There is of course some truth in this, such as the grown significance of mobile phones and mobile-created/stored content, and, yes, because people tend not to use the tools readily available, it can be a pain in the neck when you need to swap the beauties. However, much of the findings appear to be slightly distorted by the above mentioned contacts and pictures. 70% of the users find it extremely or very important to back their contacts up. Doh! Why don't they? This already goes down to 30% for photos - and these are arguably as personal. No word on ringtones and games. Whilst I can see people sweating over having lost 450 telephone numbers including the one of the rich auntie, I struggle to see a user weeping because his Tetris highscore is no longer available on his shiny new phone (although then, they just might). This is in spite of the cost of mobile content, which can be significant when you add up content purchases over the lifetime of the device.

Who commissioned the study you're asking? A company called FusionOne. And what does FusionOne do you say? Well, in their own words: "mobile applications that help consumers protect and manage the personal content on their mobile phones, including contacts, calendar, photos, music and messages." There you have it.

Google goes "livestreaming", acquires Jaiku

Now, this is not strictly mobile BUT then it is considering that the target of which I report here today is heavily using mobile as a tool to feed its community, namely SMS (plus web and IM). It morphs online and offline worlds (nicknamed "bothline"; see here), and mobile is a huge component of this.

Anyway, Google, it was announced, has acquired the good folks from Jaiku. For those not that familiar with the radically new web 2.0 applications: Jaiku is a Twitter competitor where you basically "speed-blog" or "live-stream". Jaiku adds proximity settings: users in the same area can/will be able to get in touch with each other and interact.

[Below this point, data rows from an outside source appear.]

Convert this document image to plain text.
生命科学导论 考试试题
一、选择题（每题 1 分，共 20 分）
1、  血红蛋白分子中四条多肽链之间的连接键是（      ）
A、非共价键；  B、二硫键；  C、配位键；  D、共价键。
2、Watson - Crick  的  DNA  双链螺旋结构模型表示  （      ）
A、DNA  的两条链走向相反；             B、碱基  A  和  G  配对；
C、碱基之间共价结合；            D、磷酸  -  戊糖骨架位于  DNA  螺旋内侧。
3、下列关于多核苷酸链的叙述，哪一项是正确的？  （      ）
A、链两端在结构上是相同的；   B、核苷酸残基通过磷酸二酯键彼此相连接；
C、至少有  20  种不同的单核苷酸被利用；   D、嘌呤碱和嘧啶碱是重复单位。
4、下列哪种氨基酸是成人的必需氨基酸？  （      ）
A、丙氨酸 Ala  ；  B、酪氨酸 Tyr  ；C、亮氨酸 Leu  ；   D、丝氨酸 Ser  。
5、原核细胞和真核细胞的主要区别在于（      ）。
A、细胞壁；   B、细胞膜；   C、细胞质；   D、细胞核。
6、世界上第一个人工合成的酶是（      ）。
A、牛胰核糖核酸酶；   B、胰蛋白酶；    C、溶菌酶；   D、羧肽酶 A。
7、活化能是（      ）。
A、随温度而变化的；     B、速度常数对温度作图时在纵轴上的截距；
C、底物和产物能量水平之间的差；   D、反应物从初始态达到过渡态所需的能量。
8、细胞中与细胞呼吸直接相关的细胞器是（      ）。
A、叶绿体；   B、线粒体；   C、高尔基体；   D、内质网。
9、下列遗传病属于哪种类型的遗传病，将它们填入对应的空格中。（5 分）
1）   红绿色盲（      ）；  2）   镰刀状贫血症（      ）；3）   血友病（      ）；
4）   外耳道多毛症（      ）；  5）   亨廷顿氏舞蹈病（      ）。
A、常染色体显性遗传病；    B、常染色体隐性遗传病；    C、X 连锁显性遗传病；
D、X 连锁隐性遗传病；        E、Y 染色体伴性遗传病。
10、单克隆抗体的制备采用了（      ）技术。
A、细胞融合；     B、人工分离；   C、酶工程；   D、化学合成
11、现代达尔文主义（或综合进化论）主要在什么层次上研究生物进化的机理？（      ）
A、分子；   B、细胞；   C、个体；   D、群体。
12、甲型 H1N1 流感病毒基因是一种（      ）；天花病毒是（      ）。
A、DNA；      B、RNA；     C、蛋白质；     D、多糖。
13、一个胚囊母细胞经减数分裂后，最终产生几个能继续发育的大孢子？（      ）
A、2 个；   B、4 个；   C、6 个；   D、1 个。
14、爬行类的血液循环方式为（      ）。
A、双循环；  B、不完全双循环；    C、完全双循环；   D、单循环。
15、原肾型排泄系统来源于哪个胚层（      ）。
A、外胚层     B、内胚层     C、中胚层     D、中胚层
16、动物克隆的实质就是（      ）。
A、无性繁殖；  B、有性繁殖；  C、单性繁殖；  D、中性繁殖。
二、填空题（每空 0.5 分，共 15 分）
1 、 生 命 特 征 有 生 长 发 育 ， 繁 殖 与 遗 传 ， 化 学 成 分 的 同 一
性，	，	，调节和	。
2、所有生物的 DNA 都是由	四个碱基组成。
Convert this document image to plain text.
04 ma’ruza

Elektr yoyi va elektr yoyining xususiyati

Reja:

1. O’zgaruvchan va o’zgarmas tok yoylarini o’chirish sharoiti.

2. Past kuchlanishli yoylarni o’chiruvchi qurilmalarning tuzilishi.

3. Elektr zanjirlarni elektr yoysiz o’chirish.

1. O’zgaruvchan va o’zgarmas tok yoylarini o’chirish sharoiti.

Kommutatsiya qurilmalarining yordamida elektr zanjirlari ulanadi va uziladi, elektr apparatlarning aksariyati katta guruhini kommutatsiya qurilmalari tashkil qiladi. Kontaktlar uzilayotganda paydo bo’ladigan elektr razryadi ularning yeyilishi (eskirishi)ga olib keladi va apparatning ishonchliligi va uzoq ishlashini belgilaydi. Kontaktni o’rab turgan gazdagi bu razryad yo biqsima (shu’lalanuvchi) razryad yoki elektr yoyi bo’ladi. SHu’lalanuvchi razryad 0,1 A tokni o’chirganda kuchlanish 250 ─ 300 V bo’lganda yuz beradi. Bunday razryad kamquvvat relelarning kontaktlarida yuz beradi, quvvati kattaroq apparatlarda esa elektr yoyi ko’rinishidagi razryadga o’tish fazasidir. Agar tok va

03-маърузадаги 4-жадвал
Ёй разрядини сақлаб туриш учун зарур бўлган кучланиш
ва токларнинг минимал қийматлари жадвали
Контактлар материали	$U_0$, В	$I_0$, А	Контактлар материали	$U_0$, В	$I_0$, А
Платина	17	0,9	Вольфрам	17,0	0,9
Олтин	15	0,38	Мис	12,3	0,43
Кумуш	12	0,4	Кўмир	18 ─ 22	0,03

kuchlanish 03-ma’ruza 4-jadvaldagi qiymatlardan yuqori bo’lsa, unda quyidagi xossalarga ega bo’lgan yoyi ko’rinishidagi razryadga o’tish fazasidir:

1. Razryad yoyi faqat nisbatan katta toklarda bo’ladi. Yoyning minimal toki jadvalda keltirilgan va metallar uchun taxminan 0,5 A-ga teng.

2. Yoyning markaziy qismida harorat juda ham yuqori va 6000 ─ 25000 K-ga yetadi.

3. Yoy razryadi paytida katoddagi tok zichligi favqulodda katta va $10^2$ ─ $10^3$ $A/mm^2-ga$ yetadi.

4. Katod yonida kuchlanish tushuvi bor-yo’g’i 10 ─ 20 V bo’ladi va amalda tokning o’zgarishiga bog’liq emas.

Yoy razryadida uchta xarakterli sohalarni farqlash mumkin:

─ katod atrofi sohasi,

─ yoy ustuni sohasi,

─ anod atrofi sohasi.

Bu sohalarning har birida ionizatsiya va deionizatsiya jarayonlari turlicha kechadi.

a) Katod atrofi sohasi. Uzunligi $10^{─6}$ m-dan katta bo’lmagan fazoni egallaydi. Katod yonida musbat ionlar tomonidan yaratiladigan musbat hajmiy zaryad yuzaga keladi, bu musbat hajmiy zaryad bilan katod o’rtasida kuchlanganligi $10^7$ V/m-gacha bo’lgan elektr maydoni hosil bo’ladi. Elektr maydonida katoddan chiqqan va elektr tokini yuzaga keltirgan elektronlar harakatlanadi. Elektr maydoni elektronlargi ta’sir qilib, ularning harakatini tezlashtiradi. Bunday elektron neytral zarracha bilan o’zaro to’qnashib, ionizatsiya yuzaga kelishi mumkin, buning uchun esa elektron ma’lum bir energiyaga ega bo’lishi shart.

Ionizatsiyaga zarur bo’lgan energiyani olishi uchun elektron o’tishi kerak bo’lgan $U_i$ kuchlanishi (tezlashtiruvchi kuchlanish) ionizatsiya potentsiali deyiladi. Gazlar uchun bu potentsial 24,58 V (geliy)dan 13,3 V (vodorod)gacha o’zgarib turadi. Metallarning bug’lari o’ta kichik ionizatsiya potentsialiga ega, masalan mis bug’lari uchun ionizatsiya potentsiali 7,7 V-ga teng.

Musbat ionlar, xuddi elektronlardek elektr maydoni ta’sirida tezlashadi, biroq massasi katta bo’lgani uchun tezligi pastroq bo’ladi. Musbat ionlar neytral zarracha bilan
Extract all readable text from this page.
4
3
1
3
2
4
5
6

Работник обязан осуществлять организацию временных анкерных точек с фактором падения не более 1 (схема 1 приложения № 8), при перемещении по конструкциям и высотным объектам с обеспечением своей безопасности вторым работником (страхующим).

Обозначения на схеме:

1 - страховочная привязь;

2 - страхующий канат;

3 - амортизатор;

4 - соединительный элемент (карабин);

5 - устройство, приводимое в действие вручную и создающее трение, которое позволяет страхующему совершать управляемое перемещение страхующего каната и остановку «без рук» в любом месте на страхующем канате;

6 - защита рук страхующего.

At PICNIC'07, I recently had the pleasure of listening to Jaiku's co-founder, Jyri Engestrom (plus the good guys from Twitter, Plazes, Dopplr and Hyves), talking about the relevance of applications such as Jaiku. There is a video of the session available here.

It is (still) all about relevance and context. Jyri observed that context evolves around objects (such as office, Manchester United, kite-surfing, babies, red Bordeaux, and, yes, location...). The object defines the (social) context: you might be interested in the capability of webservers in your professional environment and discuss this wholeheartedly with someone else with who you would not have a single point of mutual interest outside of work. Change the object, change the context. Jyri (in his rather interesting blog) calls this object-centered sociality (yes, he is a sociologist).

Jaiku supposedly helps making focus on any object easier as it provides quick and universally accessible tools to see the activity streams of your contacts. The mobile version does this by getting those streams directly into your phone's contacts. Cool stuff.

However, why would Google buy them (apart from it being cool and Google being cash-rich)? Relevance and context, again. These are the core pieces around which Google's core business evolves: put ads in a relevant context and you improve click-through. Jyri characterized this by drawing the history of content discovery from catalogue (Yahoo!) via pagerank (Google) to what he termed "facerank", combining the power of the search algorithms from Google with the power of the social network from Facebook. The latter is e.g. a search result that would take the social context of the, say, search string (the object). Friends, people close to you, colleagues, other fans of your club, etc are more likely to have come across something that is relevant to you than someone who has no touch-point with you whatsoever. You don't have to know them personally: connoisseurs of Bordeaux wines might only have "met" in the virtual world. Still, since the context evolved around a common object (Bordeaux wine), it is more likely that you will hit a relevant spot through them. The higher the socially-enhanced rank of a search result, the more relevant it is likely to be... Compelling and rather inspiring!

So this is what Google may have in mind: bring the context to the people -- again! Well done, guys!